Nettetal Gesund kochen, aber lecker

Nettetal · Im Hinsbecker Jugendheim lernten junge Mütter, wie sie für ihre Kinder preiswerte und günstige Gerichte zubereiten. Für die Teilnehmerinnen waren viele Dinge noch Neuland.

 Schneiden, waschen, pürieren: In der Kochwerkstatt im Hinsbecker Jugendheim lernten die jungen Mütter, wie sie für ihre Kinder gesunde Gerichte zubereiten.

Schneiden, waschen, pürieren: In der Kochwerkstatt im Hinsbecker Jugendheim lernten die jungen Mütter, wie sie für ihre Kinder gesunde Gerichte zubereiten.

Foto: Busch

Sara schaut noch einmal kurz nach ihrem einjährigen Sohn Jadon, bevor die 19-jährige junge Mutter wieder zurück in die Küche des Hinsbecker Jugendheims geht. Dort sind neun weitere junge Mütter versammelt und dabei, ein Mittagessen vorzubereiten.
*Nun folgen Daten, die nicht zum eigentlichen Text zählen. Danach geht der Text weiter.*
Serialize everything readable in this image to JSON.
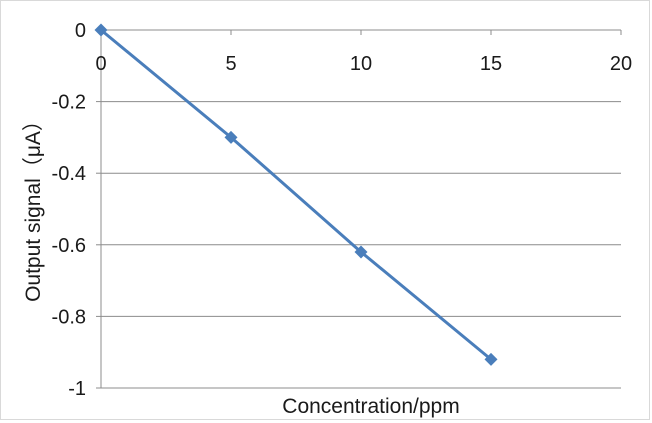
{
  "chart_data": {
    "type": "line",
    "xlabel": "Concentration/ppm",
    "ylabel": "Output signal（μA）",
    "xlim": [
      0,
      20
    ],
    "ylim": [
      -1,
      0
    ],
    "x_ticks": [
      0,
      5,
      10,
      15,
      20
    ],
    "y_ticks": [
      0,
      -0.2,
      -0.4,
      -0.6,
      -0.8,
      -1
    ],
    "x_tick_labels": [
      "0",
      "5",
      "10",
      "15",
      "20"
    ],
    "y_tick_labels": [
      "0",
      "-0.2",
      "-0.4",
      "-0.6",
      "-0.8",
      "-1"
    ],
    "grid": "horizontal",
    "x_axis_position": "top",
    "legend": "none",
    "series": [
      {
        "x": [
          0,
          5,
          10,
          15
        ],
        "y": [
          0,
          -0.3,
          -0.62,
          -0.92
        ],
        "color": "#4a7ebb",
        "marker": "diamond"
      }
    ]
  }
}
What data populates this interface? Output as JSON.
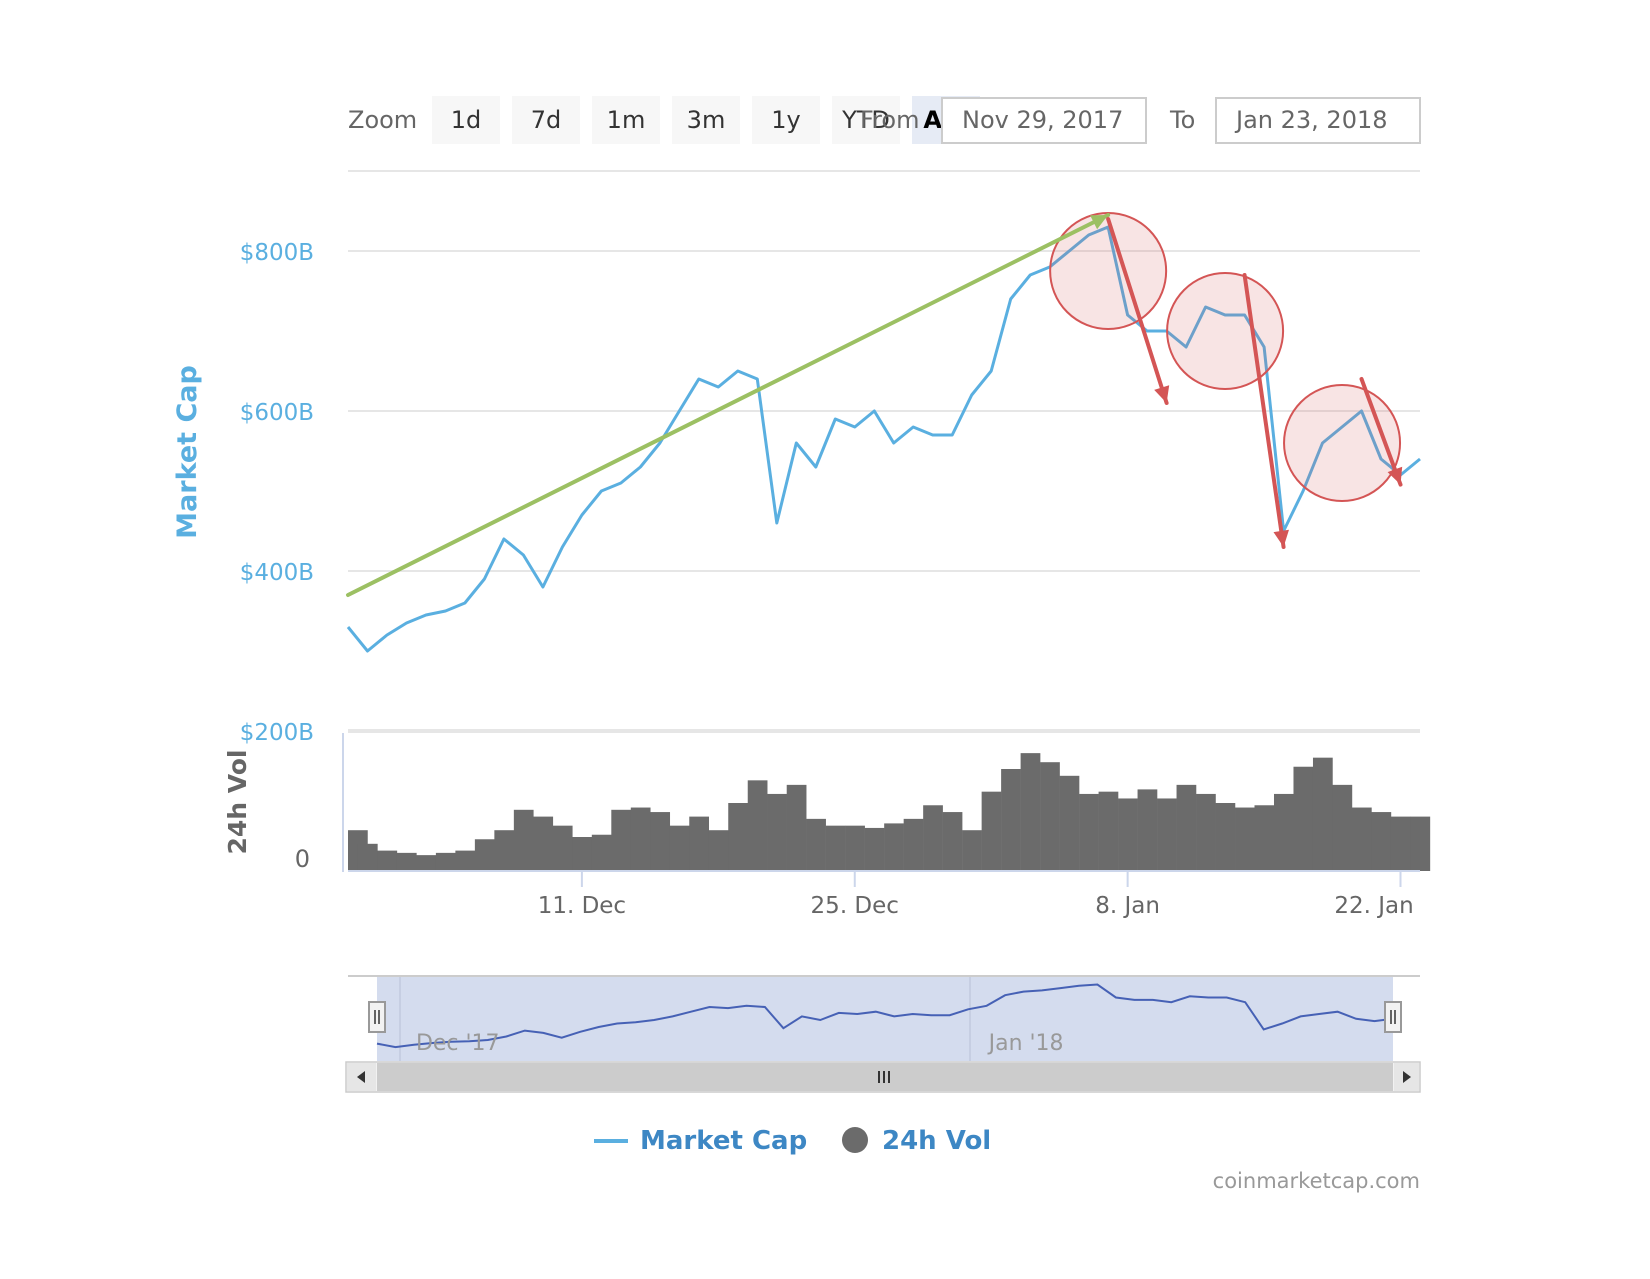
{
  "toolbar": {
    "zoom_label": "Zoom",
    "zoom_buttons": [
      "1d",
      "7d",
      "1m",
      "3m",
      "1y",
      "YTD",
      "ALL"
    ],
    "active_button": "ALL",
    "from_label": "From",
    "from_value": "Nov 29, 2017",
    "to_label": "To",
    "to_value": "Jan 23, 2018"
  },
  "colors": {
    "market_cap": "#5aafe0",
    "volume": "#6b6b6b",
    "trend_up": "#9cc063",
    "trend_down": "#d45555",
    "navigator_fill": "#ccd6eb",
    "navigator_line": "#4661b5",
    "legend_text": "#3d87c4"
  },
  "chart_data": {
    "type": "line",
    "x_start": "2017-11-29",
    "x_end": "2018-01-23",
    "grid": true,
    "y_axis": {
      "label": "Market Cap",
      "ticks": [
        {
          "value": 200,
          "label": "$200B"
        },
        {
          "value": 400,
          "label": "$400B"
        },
        {
          "value": 600,
          "label": "$600B"
        },
        {
          "value": 800,
          "label": "$800B"
        }
      ],
      "range": [
        200,
        900
      ]
    },
    "vol_axis": {
      "label": "24h Vol",
      "ticks": [
        {
          "value": 0,
          "label": "0"
        }
      ],
      "range": [
        0,
        60
      ]
    },
    "x_ticks": [
      {
        "date": "2017-12-11",
        "label": "11. Dec"
      },
      {
        "date": "2017-12-25",
        "label": "25. Dec"
      },
      {
        "date": "2018-01-08",
        "label": "8. Jan"
      },
      {
        "date": "2018-01-22",
        "label": "22. Jan"
      }
    ],
    "series": [
      {
        "name": "Market Cap",
        "x": [
          "2017-11-29",
          "2017-11-30",
          "2017-12-01",
          "2017-12-02",
          "2017-12-03",
          "2017-12-04",
          "2017-12-05",
          "2017-12-06",
          "2017-12-07",
          "2017-12-08",
          "2017-12-09",
          "2017-12-10",
          "2017-12-11",
          "2017-12-12",
          "2017-12-13",
          "2017-12-14",
          "2017-12-15",
          "2017-12-16",
          "2017-12-17",
          "2017-12-18",
          "2017-12-19",
          "2017-12-20",
          "2017-12-21",
          "2017-12-22",
          "2017-12-23",
          "2017-12-24",
          "2017-12-25",
          "2017-12-26",
          "2017-12-27",
          "2017-12-28",
          "2017-12-29",
          "2017-12-30",
          "2017-12-31",
          "2018-01-01",
          "2018-01-02",
          "2018-01-03",
          "2018-01-04",
          "2018-01-05",
          "2018-01-06",
          "2018-01-07",
          "2018-01-08",
          "2018-01-09",
          "2018-01-10",
          "2018-01-11",
          "2018-01-12",
          "2018-01-13",
          "2018-01-14",
          "2018-01-15",
          "2018-01-16",
          "2018-01-17",
          "2018-01-18",
          "2018-01-19",
          "2018-01-20",
          "2018-01-21",
          "2018-01-22",
          "2018-01-23"
        ],
        "values": [
          330,
          300,
          320,
          335,
          345,
          350,
          360,
          390,
          440,
          420,
          380,
          430,
          470,
          500,
          510,
          530,
          560,
          600,
          640,
          630,
          650,
          640,
          460,
          560,
          530,
          590,
          580,
          600,
          560,
          580,
          570,
          570,
          620,
          650,
          740,
          770,
          780,
          800,
          820,
          830,
          720,
          700,
          700,
          680,
          730,
          720,
          720,
          680,
          450,
          500,
          560,
          580,
          600,
          540,
          520,
          540
        ]
      },
      {
        "name": "24h Vol",
        "x": [
          "2017-11-29",
          "2017-11-30",
          "2017-12-01",
          "2017-12-02",
          "2017-12-03",
          "2017-12-04",
          "2017-12-05",
          "2017-12-06",
          "2017-12-07",
          "2017-12-08",
          "2017-12-09",
          "2017-12-10",
          "2017-12-11",
          "2017-12-12",
          "2017-12-13",
          "2017-12-14",
          "2017-12-15",
          "2017-12-16",
          "2017-12-17",
          "2017-12-18",
          "2017-12-19",
          "2017-12-20",
          "2017-12-21",
          "2017-12-22",
          "2017-12-23",
          "2017-12-24",
          "2017-12-25",
          "2017-12-26",
          "2017-12-27",
          "2017-12-28",
          "2017-12-29",
          "2017-12-30",
          "2017-12-31",
          "2018-01-01",
          "2018-01-02",
          "2018-01-03",
          "2018-01-04",
          "2018-01-05",
          "2018-01-06",
          "2018-01-07",
          "2018-01-08",
          "2018-01-09",
          "2018-01-10",
          "2018-01-11",
          "2018-01-12",
          "2018-01-13",
          "2018-01-14",
          "2018-01-15",
          "2018-01-16",
          "2018-01-17",
          "2018-01-18",
          "2018-01-19",
          "2018-01-20",
          "2018-01-21",
          "2018-01-22",
          "2018-01-23"
        ],
        "values": [
          18,
          12,
          9,
          8,
          7,
          8,
          9,
          14,
          18,
          27,
          24,
          20,
          15,
          16,
          27,
          28,
          26,
          20,
          24,
          18,
          30,
          40,
          34,
          38,
          23,
          20,
          20,
          19,
          21,
          23,
          29,
          26,
          18,
          35,
          45,
          52,
          48,
          42,
          34,
          35,
          32,
          36,
          32,
          38,
          34,
          30,
          28,
          29,
          34,
          46,
          50,
          38,
          28,
          26,
          24,
          24
        ]
      }
    ],
    "navigator": {
      "labels": [
        {
          "date": "2017-12-01",
          "label": "Dec '17"
        },
        {
          "date": "2018-01-01",
          "label": "Jan '18"
        }
      ]
    },
    "annotations": {
      "trend_up": {
        "from": {
          "date": "2017-11-29",
          "value": 370
        },
        "to": {
          "date": "2018-01-07",
          "value": 845
        }
      },
      "circles": [
        {
          "date": "2018-01-07",
          "value": 775
        },
        {
          "date": "2018-01-13",
          "value": 700
        },
        {
          "date": "2018-01-19",
          "value": 560
        }
      ],
      "trend_down": [
        {
          "from": {
            "date": "2018-01-07",
            "value": 840
          },
          "to": {
            "date": "2018-01-10",
            "value": 610
          }
        },
        {
          "from": {
            "date": "2018-01-14",
            "value": 770
          },
          "to": {
            "date": "2018-01-16",
            "value": 430
          }
        },
        {
          "from": {
            "date": "2018-01-20",
            "value": 640
          },
          "to": {
            "date": "2018-01-22",
            "value": 508
          }
        }
      ]
    }
  },
  "legend": {
    "market_cap_label": "Market Cap",
    "vol_label": "24h Vol"
  },
  "credit": "coinmarketcap.com"
}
Die Kinder werden gut versorgt und werden in einem Nachbarraum von Karen Langheinrich (Donum Vitae), Marie Luise Hellekamps (Streetwork Nettetal), Tamara Lischer (Suchtberatung Kreis Viersen), den beiden Hebammen Daniela Schroers und Irma Reyer sowie dem Schul-Praktikanten Andre Faßbach betreut. "Plötzlich schwanger", heißt es für rund zwei Dutzend junge Mütter unter 21 Jahren.

Die Nettetaler Streetworkerin hat mit der Gleichstellungsbeauftragten der Stadt, Vertreterinnen anderer Institutionen und den beiden Hebammen ein Netzwerk gegründet, in dem junge Mütter nicht nur Rat finden, sondern sich auch austauschen können. Neben den finanziellen Problemen wird oft auch das tägliche Kochen, gerade für ihre Babys, zur Herausforderung. Bereits zum vierten Mal hat das Netzwerk einen Kochkursus "Cooking for Kids" angeboten.

Angebot wird gern angenommen

"Das Angebot wird immer gern von den jungen Müttern angenommen", weiß Marie Luise Hellekamps. Für die Kochkurse konnte sie die Kempener Hauwirtschafterin Martina Scholz mit ihrer mobilen Kochwerkstatt gewinnen. "Ich zeige ihnen, wie man preiswert, gesund und lecker kochen kann", so die Hauswirtschafterin. Und nebenbei lernen die jungen Mütter, ihre Erfahrungen auch lebenspraktisch umsetzen können. "Wie mache ich zum Beispiel einen Apfelkompott für mein Baby oder einen Obstbrei?", sagt Martina Scholz.

Für die jungen Mütter sind viele Gerichte noch Neuland. "Ich möchte für mein Baby keine Gläschen kaufen, die sind ja auch auf Dauer zu teuer", so die 18-jährige Jacqueline. Während sie und Lins (20 Jahre) Paprika, Äpfel und Gewürzgurken klein schneiden, sind Lisa (20), Pia (23) und Janina (17) damit beschäftigt, Oliven, Mozzarella und Schinkenstückchen auf einen Spieß zu schieben. "Das gibt die Vorspeise", sagen sie. Sara (19) und Charice (18) spülen in der Zwischenzeit die gebrauchten Sachen weg. "Die Mütter erfahren hier auch viel über Hygiene in der Küche", sagt Martina Scholz.

Die anderen Zutaten, die am großen Küchenblock vorbereitet werden, sind für den fruchtigen Reissalat gedacht. Der wird mit einer Klarsichtfolie abgedeckt und eine Stunde in den Kühlschrank gestellt. Der Erdbeerjoghurt als Nachspeise kommt natürlich auch nicht aus dem Becher, sondern wird von den jungen Müttern mit frischen Erdbeeren hergestellt. Und nach drei Stunden ist auch der Tisch gedeckt. Die Kinder haben ihren Mittagsschlaf im Nachbarraum gehalten und nehmen ausgeschlafen am gemeinsamen Mittagessen teil.